How the OCC Got Tougher on Consumer Protection

Consumer advocates claim bank regulators are not suited for the job of protecting consumers, but the Office of the Comptroller of the Currency says consumer protection is an essential strategic goal.

The agency, which regulates most of the country's large consumer banks, began pursuing unfair or deceptive acts under section 5 of the Federal Trade Commission Act well before the debate over preemption reached its current fever pitch.

The OCC became the first bank regulator to cite its authority under the FTC Act, in June 2000, when it took action against Providian National Bank. The San Francisco credit card bank was forced to repay at least $300 million to borrowers who had fallen prey to deceptive marketing practices.

The FTC Act, passed in 1914 and substantially amended in 1975, shielded insured depository institutions from the FTC's enforcement power. Congress instead left it to the Federal Reserve Board to promulgate regulations identifying unfair or deceptive practices for banks.

Only it never did.

"It was kind of assumed over all those years that without the benefit of a rule, those agencies that had the direct enforcement power would not be able to bring cases and use that power under section 5," said former Comptroller of the Currency Jerry Hawke, who is now in private practice with the law firm Arnold & Porter LLP in Washington.

Early in his tenure as the comptroller, Mr. Hawke sat down with his chief counsel - Julie Williams, now the acting comptroller - and looked for a way to apply the law despite the lack of regulations. Through their enforcement actions against unsafe and unsound banking practices, they knew that the Federal Deposit Insurance Act gave them the power to take action against a bank for any violation of law.

They reasoned that "if we found an unfair or deceptive practice in a bank, it violated section 5 of the Federal Trade Commission Act, and therefore, without the benefit of a defining rule, we could bring an action and prove the facts of a particular case that the conduct was unfair or deceptive," Mr. Hawke said. "That was a very novel theory, because nobody had advanced it before."

They got further support in a May 2002 letter from Fed Chairman Alan Greenspan to Rep. John LaFalce, then the ranking Democrat on the House Financial Services Committee.

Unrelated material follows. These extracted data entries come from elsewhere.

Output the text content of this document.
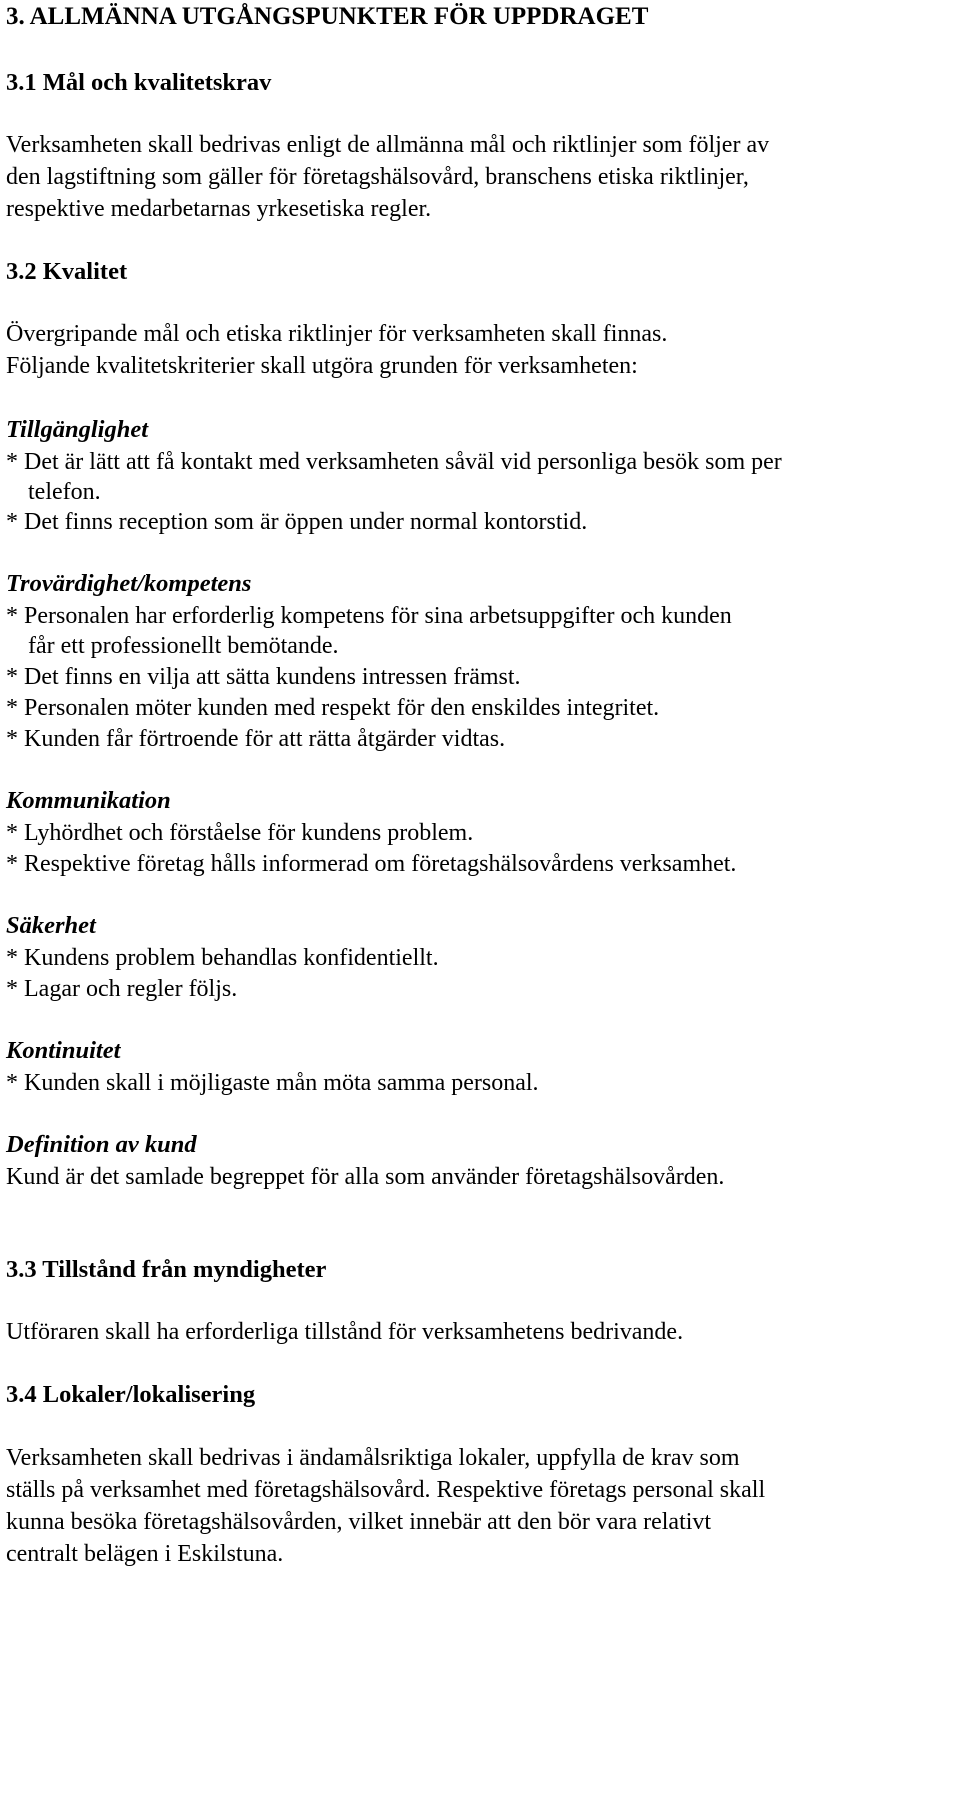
3. ALLMÄNNA UTGÅNGSPUNKTER FÖR UPPDRAGET
3.1 Mål och kvalitetskrav
Verksamheten skall bedrivas enligt de allmänna mål och riktlinjer som följer av
den lagstiftning som gäller för företagshälsovård, branschens etiska riktlinjer,
respektive medarbetarnas yrkesetiska regler.
3.2 Kvalitet
Övergripande mål och etiska riktlinjer för verksamheten skall finnas.
Följande kvalitetskriterier skall utgöra grunden för verksamheten:
Tillgänglighet
* Det är lätt att få kontakt med verksamheten såväl vid personliga besök som per
telefon.
* Det finns reception som är öppen under normal kontorstid.
Trovärdighet/kompetens
* Personalen har erforderlig kompetens för sina arbetsuppgifter och kunden
får ett professionellt bemötande.
* Det finns en vilja att sätta kundens intressen främst.
* Personalen möter kunden med respekt för den enskildes integritet.
* Kunden får förtroende för att rätta åtgärder vidtas.
Kommunikation
* Lyhördhet och förståelse för kundens problem.
* Respektive företag hålls informerad om företagshälsovårdens verksamhet.
Säkerhet
* Kundens problem behandlas konfidentiellt.
* Lagar och regler följs.
Kontinuitet
* Kunden skall i möjligaste mån möta samma personal.
Definition av kund
Kund är det samlade begreppet för alla som använder företagshälsovården.
3.3 Tillstånd från myndigheter
Utföraren skall ha erforderliga tillstånd för verksamhetens bedrivande.
3.4 Lokaler/lokalisering
Verksamheten skall bedrivas i ändamålsriktiga lokaler, uppfylla de krav som
ställs på verksamhet med företagshälsovård. Respektive företags personal skall
kunna besöka företagshälsovården, vilket innebär att den bör vara relativt
centralt belägen i Eskilstuna.
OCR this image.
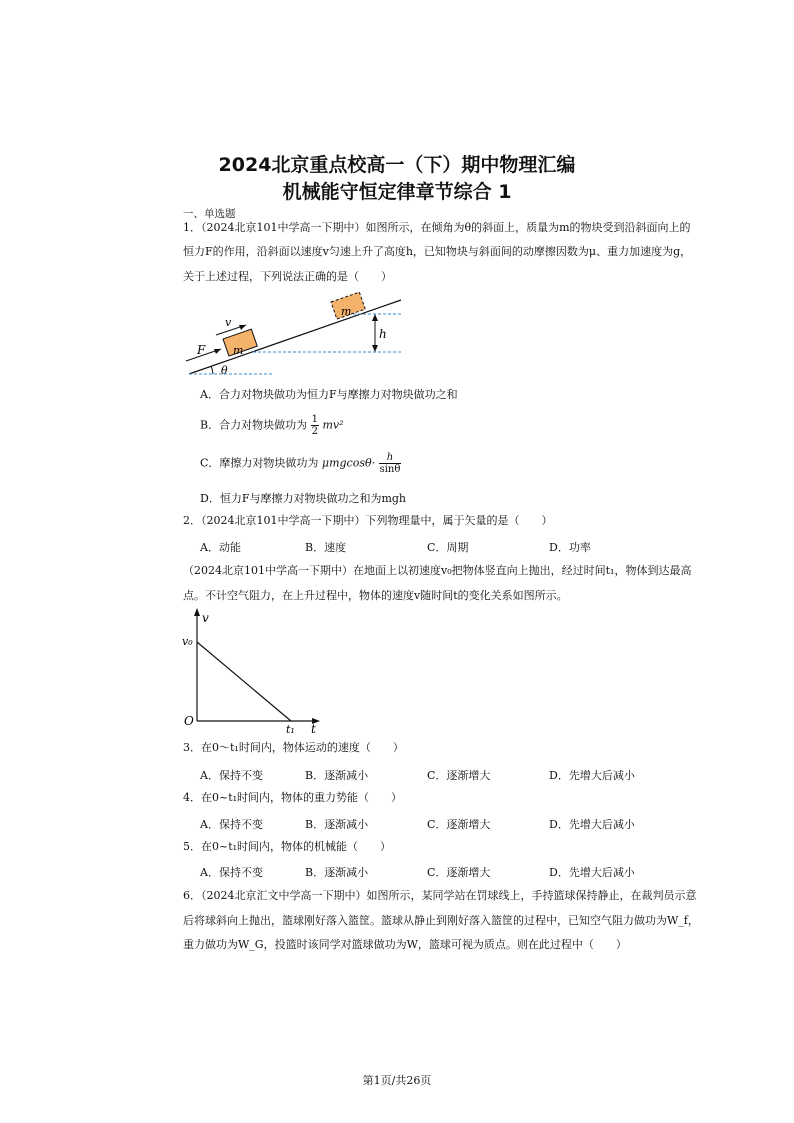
2024北京重点校高一（下）期中物理汇编
机械能守恒定律章节综合 1
一、单选题
1．（2024北京101中学高一下期中）如图所示，在倾角为θ的斜面上，质量为m的物块受到沿斜面向上的
恒力F的作用，沿斜面以速度v匀速上升了高度h，已知物块与斜面间的动摩擦因数为μ、重力加速度为g，
关于上述过程，下列说法正确的是（　　）
m
m
v
F
h
θ
A．合力对物块做功为恒力F与摩擦力对物块做功之和
B．合力对物块做功为 $\frac{1}{2} mv^2$
C．摩擦力对物块做功为 $\mu mgcos\theta\cdot \frac{h}{\sin\theta}$
D．恒力F与摩擦力对物块做功之和为mgh
2．（2024北京101中学高一下期中）下列物理量中，属于矢量的是（　　）
A．动能	B．速度	C．周期	D．功率
（2024北京101中学高一下期中）在地面上以初速度v₀把物体竖直向上抛出，经过时间t₁，物体到达最高
点。不计空气阻力，在上升过程中，物体的速度v随时间t的变化关系如图所示。
v
t
O
v₀
t₁
3．在0～t₁时间内，物体运动的速度（　　）
A．保持不变	B．逐渐减小	C．逐渐增大	D．先增大后减小
4．在0~t₁时间内，物体的重力势能（　　）
A．保持不变	B．逐渐减小	C．逐渐增大	D．先增大后减小
5．在0~t₁时间内，物体的机械能（　　）
A．保持不变	B．逐渐减小	C．逐渐增大	D．先增大后减小
6．（2024北京汇文中学高一下期中）如图所示，某同学站在罚球线上，手持篮球保持静止，在裁判员示意
后将球斜向上抛出，篮球刚好落入篮筐。篮球从静止到刚好落入篮筐的过程中，已知空气阻力做功为W_f，
重力做功为W_G，投篮时该同学对篮球做功为W，篮球可视为质点。则在此过程中（　　）
第1页/共26页
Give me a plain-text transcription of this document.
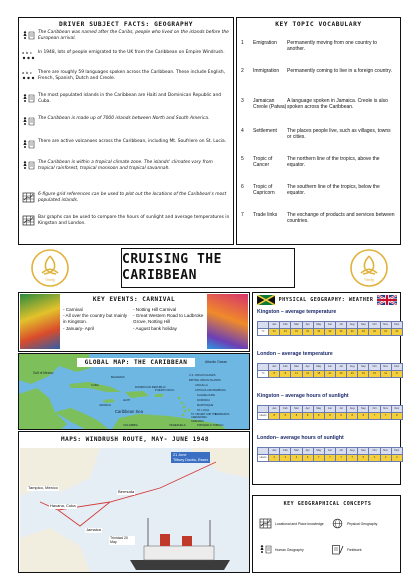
DRIVER SUBJECT FACTS: GEOGRAPHY
The Caribbean was named after the Caribs, people who lived on the islands before the European arrival.
a b c In 1948, lots of people emigrated to the UK from the Caribbean on Empire Windrush.
a b c There are roughly 59 languages spoken across the Caribbean. These include English, French, Spanish, Dutch and Creole.
The most populated islands in the Caribbean are Haiti and Dominican Republic and Cuba.
The Caribbean is made up of 7000 islands between North and South America.
There are active volcanoes across the Caribbean, including Mt. Soufriere on St. Lucia.
The Caribbean is within a tropical climate zone. The islands' climates vary from tropical rainforest, tropical monsoon and tropical savannah.
6-figure grid references can be used to plot out the locations of the Caribbean's most populated islands.
Bar graphs can be used to compare the hours of sunlight and average temperatures in Kingston and London.
KEY TOPIC VOCABULARY
1	Emigration	Permanently moving from one country to another.
2	Immigration	Permanently coming to live in a foreign country.
3	Jamaican Creole (Patwa)
A language spoken in Jamaica. Creole is also spoken across the Caribbean.
4	Settlement	The places people live, such as villages, towns or cities.
5	Tropic of Cancer
The northern line of the tropics, above the equator.
6	Tropic of Capricorn
The southern line of the tropics, below the equator.
7	Trade links	The exchange of products and services between countries.
Trinity
CRUISING THE CARIBBEAN	Trinity
KEY EVENTS: CARNIVAL
- Carnival
- All over the country but mainly in Kingston.
- January- April
- Notting Hill Carnival
- Great Western Road to Ladbroke Grove, Notting Hill
- August bank holiday
GLOBAL MAP: THE CARIBBEAN
Gulf of Mexico
Atlantic Ocean
CUBA
BAHAMAS
JAMAICA
HAITI
DOMINICAN REPUBLIC
PUERTO RICO
Caribbean Sea
VENEZUELA
COLOMBIA
U.S. VIRGIN ISLANDS
BRITISH VIRGIN ISLANDS
ANGUILLA
ANTIGUA AND BARBUDA
GUADELOUPE
DOMINICA
MARTINIQUE
ST. LUCIA
BARBADOS
ST. VINCENT AND THE GRENADINES
GRENADA
TRINIDAD & TOBAGO
MAPS: WINDRUSH ROUTE, MAY- JUNE 1948
Tampico, Mexico
Havana, Cuba
Bermuda
Jamaica
Trinidad 20 May
21 June
Tilbury Docks, Essex
PHYSICAL GEOGRAPHY: WEATHER
Kingston – average temperature
	Jan	Feb	Mar	Apr	May	Jun	Jul	Aug	Sep	Oct	Nov	Dec
°C	31	31	31	31	32	32	32	32	32	32	31	31
London – average temperature
	Jan	Feb	Mar	Apr	May	Jun	Jul	Aug	Sep	Oct	Nov	Dec
°C	8	8	11	14	18	21	23	23	19	15	11	8
Kingston – average hours of sunlight
	Jan	Feb	Mar	Apr	May	Jun	Jul	Aug	Sep	Oct	Nov	Dec
Hours	8	8	8	8	8	8	8	8	8	7	7	8
London– average hours of sunlight
	Jan	Feb	Mar	Apr	May	Jun	Jul	Aug	Sep	Oct	Nov	Dec
Hours	2	3	4	6	7	7	7	7	5	4	2	2
KEY GEOGRAPHICAL CONCEPTS
Locational and Place knowledge	Physical Geography
Human Geography	Fieldwork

"The fact that banks are excluded from the FTC's authority to enforce this prohibition merely reflects Congress' preference that the bank agencies - not the FTC - are the appropriate enforcing authorities for banks," Mr. Greenspan wrote. "Moreover, the fact that the … [Fed] may issue rules … does not negate the fact that the general prohibition in the FTC Act applies to banks and that the banking agencies have authority under the FDI Act to enforce any law, including that statutory prohibition."

In March of this year the Fed and the Federal Deposit Insurance Corp. jointly issued guidelines on how the state-chartered banks they supervise can avoid violations.

The Fed has not announced an enforcement order with any of its banks under section 5. Neither has the FDIC, though a spokesman said searches for unfair or deceptive practices had been incorporated in exam procedures.

In fact, to this point only the OCC has cited unfair or deceptive acts or practices in enforcement actions. It has done so in seven cases, beginning with Providian and most recently in May against a two-time offender, First National Bank of Marin in Las Vegas.

"The ability to take an action against unfair deceptive practices [under section 5] is one tool that we have to deal with practices that are not acceptable for national banks," Ms. Williams said.